The new Electronic Data Interchange in Health Care Act (Wegiz) should gradually make the digital exchange of medical data mandatory. This will put an end to faxing and printing medical data, thereby reducing the risk of data leaks. This obligation must not lead to citizens being forced to give their consent as yet to use the former National EPD (LSP), or similar systems. This is precisely where the minister now wants to deviate from the law.

In response to questions by Upper House member Arda Gerkens (SP), the minister stated that there is only a difference in "semantics". A proposed Parliamentary motion could not count on his support, however.

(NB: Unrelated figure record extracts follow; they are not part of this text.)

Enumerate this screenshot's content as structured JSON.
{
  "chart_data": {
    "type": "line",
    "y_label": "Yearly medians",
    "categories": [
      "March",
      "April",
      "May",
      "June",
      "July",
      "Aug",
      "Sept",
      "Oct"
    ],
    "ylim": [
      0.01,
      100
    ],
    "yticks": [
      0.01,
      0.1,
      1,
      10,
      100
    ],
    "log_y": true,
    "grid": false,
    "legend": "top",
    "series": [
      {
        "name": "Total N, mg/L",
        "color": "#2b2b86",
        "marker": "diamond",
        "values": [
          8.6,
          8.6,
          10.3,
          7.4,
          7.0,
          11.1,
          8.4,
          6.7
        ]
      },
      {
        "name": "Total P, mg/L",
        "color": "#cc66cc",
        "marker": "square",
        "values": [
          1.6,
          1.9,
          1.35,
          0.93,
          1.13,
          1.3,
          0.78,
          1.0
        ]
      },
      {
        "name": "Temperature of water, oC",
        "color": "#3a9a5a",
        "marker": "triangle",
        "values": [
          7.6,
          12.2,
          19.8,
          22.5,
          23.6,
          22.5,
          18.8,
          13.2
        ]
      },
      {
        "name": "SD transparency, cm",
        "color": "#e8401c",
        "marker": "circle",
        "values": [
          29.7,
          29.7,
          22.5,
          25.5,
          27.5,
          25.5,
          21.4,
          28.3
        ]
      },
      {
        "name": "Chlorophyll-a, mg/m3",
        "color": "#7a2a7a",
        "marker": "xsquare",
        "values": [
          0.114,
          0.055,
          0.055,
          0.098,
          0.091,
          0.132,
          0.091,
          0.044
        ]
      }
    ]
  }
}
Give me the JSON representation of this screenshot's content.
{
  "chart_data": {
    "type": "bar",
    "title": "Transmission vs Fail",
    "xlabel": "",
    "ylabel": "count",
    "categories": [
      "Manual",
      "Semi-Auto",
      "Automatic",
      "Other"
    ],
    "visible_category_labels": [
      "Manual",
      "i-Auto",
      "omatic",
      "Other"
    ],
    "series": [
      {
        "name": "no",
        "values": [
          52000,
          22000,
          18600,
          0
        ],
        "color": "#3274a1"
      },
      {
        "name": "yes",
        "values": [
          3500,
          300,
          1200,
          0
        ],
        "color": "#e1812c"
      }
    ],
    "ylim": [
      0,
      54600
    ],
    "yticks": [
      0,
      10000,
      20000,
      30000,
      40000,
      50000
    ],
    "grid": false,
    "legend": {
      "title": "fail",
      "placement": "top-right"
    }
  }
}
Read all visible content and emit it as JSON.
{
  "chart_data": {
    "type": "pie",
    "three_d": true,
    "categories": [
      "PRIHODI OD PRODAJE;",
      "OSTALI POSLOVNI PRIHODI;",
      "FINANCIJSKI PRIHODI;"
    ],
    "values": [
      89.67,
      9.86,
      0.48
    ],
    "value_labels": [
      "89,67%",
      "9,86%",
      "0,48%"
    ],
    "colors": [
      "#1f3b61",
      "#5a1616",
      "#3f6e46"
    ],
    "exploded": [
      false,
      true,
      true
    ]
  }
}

Patient gives up freedom of choice

During the preparation and discussion in the Lower House, the minister repeatedly expressed his intention to start offering patients a real choice. Data can be exchanged through a centralised exchange system, such as a National EHR, or decentralised between doctors. For most patients, the latter option is by far the most convenient. With a referral, the data travel with the treatment and, as a patient, you can sit back and relax. Doctors make mutual agreements about which data are relevant for which referral.

The minister is now calling for a new "nationwide infrastructure". Patients will have to manually track which healthcare providers need to access which data. This is remarkable to say the least, as the Minister previously indicated that this method of 'specified consent' would be unworkable for citizens and patients. Moreover, patients are now forced to use a solution developed by private parties, including the Health Insurers.

"Unimaginable" said Marc Smits, board member at Privacy First. "This bill is heading for the best solution within the entire European Union, the minister now wants to abandon that to preserve old interests."

New law, nice promises

The new law contains two major improvements over the current situation. There are to be open standards for data exchange. These will be developed in a transparent process by the NEN, where in principle anyone can join. This prevents backroom politics and makes policy-making visible to all. The second improvement is the free choice in how a patient directs. For patients with more complex care needs, the National Infrastructure can be a good solution. These may benefit from an Online Consent Provision (OTV) through which they control access themselves. For most patients, however, this offers no added value. They would benefit more from a prescription automatically going to the right pharmacy. "Besides, you then always have visibility of where your data is, after all, you have been there yourself," says says Smits.

The question now is what happens when the law is passed and the first data exchange is made mandatory. If that can only take place through a system like the National EHR, then patients will be forced to consent to this and the minister is not complying with his own law.

Vote on the bill and motion is scheduled for Tuesday 18 April as.